In Konqueror the font in web pages could always be increased directly by pressing Ctrl and move the mouse wheel. But since it just increased the font size, not the graphics size, and therefore destroyed the layout of the web pages totally.
With KDE 4 this behaviour has changed: the images are now zoomed as well, so the entire layout is kept and showed to the viewers as expected.
This is one of the smaller hints you do not know until someone tells you

April 24, 2008 at 11:19
Yeah, this is indeed a very nice feature, and I didn’t know this until someone on the dot mentioned this
April 24, 2008 at 11:23
Thanks, I guess I’ll have to try out KDE4 now
April 24, 2008 at 12:17
Actually I don’t like this, I’d rather zoom like in KDE3.5’ Konqueror or even better Opera. But I’m sure I can rebind Ctrl+Mousewheel to changing font size only. Another problem (at least when I tried it in KDE4.0) is that it’s pixel based and that fonts get unsharp.
April 24, 2008 at 12:30
I hope that ctrl+wheel is for font and other, exp, ctrl+shift+wheel is for zoom. Because on most sites, font itself is too small or too huge and I want it smaller/bigger, not graphics…..
April 24, 2008 at 12:39
Wonderful!
April 24, 2008 at 12:56
Nice, catching up with Firefox 3
April 24, 2008 at 13:12
fyanardi, that’s exactly the same place were I got it from
April 24, 2008 at 13:57
@Anonymous you mean catching up with Opera. :p
Hmm I’m using KDE 4 trunk from time to time but did not spot that feature, so thanks for posting about it.
May 4, 2008 at 18:01
I think so with morricone ,this feature decrease graphics quality.
December 18, 2008 at 7:08
This feature SUCKS. Not only does the zoom take longer to be rendered now, the worst part is that page width changes on nearly every page, forcing me to do horizontal scroll (ugh!) and, to add insult to injury, links buttons and other form inputs are unclickable if the zoom is over 100%.

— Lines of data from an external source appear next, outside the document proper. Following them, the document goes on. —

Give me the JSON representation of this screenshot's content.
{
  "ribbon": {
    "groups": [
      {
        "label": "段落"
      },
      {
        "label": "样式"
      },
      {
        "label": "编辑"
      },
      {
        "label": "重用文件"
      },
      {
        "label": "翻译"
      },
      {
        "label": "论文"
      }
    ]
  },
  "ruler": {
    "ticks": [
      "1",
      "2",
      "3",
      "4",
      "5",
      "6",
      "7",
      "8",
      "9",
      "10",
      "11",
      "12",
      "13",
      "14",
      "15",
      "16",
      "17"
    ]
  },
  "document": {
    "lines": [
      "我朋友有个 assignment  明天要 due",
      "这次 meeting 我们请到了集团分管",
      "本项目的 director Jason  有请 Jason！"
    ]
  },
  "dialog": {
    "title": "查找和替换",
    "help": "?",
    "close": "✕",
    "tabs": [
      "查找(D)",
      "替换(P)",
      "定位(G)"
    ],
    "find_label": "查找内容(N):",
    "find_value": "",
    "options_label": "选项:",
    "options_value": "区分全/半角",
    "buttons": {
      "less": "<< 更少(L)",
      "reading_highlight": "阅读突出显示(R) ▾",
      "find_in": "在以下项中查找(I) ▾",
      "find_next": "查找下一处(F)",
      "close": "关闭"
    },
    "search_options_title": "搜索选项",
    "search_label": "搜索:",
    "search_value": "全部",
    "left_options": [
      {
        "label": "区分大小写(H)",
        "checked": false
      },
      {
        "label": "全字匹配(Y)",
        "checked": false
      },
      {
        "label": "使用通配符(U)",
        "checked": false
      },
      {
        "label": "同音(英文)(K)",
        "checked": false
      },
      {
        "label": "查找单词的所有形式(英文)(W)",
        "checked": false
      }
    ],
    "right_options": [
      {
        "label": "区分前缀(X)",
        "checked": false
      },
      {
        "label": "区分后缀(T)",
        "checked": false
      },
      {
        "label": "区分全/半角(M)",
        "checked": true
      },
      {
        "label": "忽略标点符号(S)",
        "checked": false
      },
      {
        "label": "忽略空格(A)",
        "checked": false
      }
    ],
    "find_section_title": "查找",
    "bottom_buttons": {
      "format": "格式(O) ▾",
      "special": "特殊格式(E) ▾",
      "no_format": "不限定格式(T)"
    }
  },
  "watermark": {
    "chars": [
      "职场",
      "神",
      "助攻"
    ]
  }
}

Thanks, but no thanks. Please rebind my mousewheel+control to the actions that the VIEW MENU -> ZOOM have. Those work correctly by increasing just the font size without wrecking the page or affordable interaction elements.
December 19, 2008 at 0:07
Rudd-O,
you totally misunderstood the idea behind the feature: of course there is a width change – that is the entire idea of that feature! Because it *zooms*, which means it must enlarge every piece in the same ratio in ehigth and width. Increasing the font size has little to do with zoom and should be, correctly called “font increase”.
However, about the un-clickable buttons and forms, it might be worth it to fill a bug report.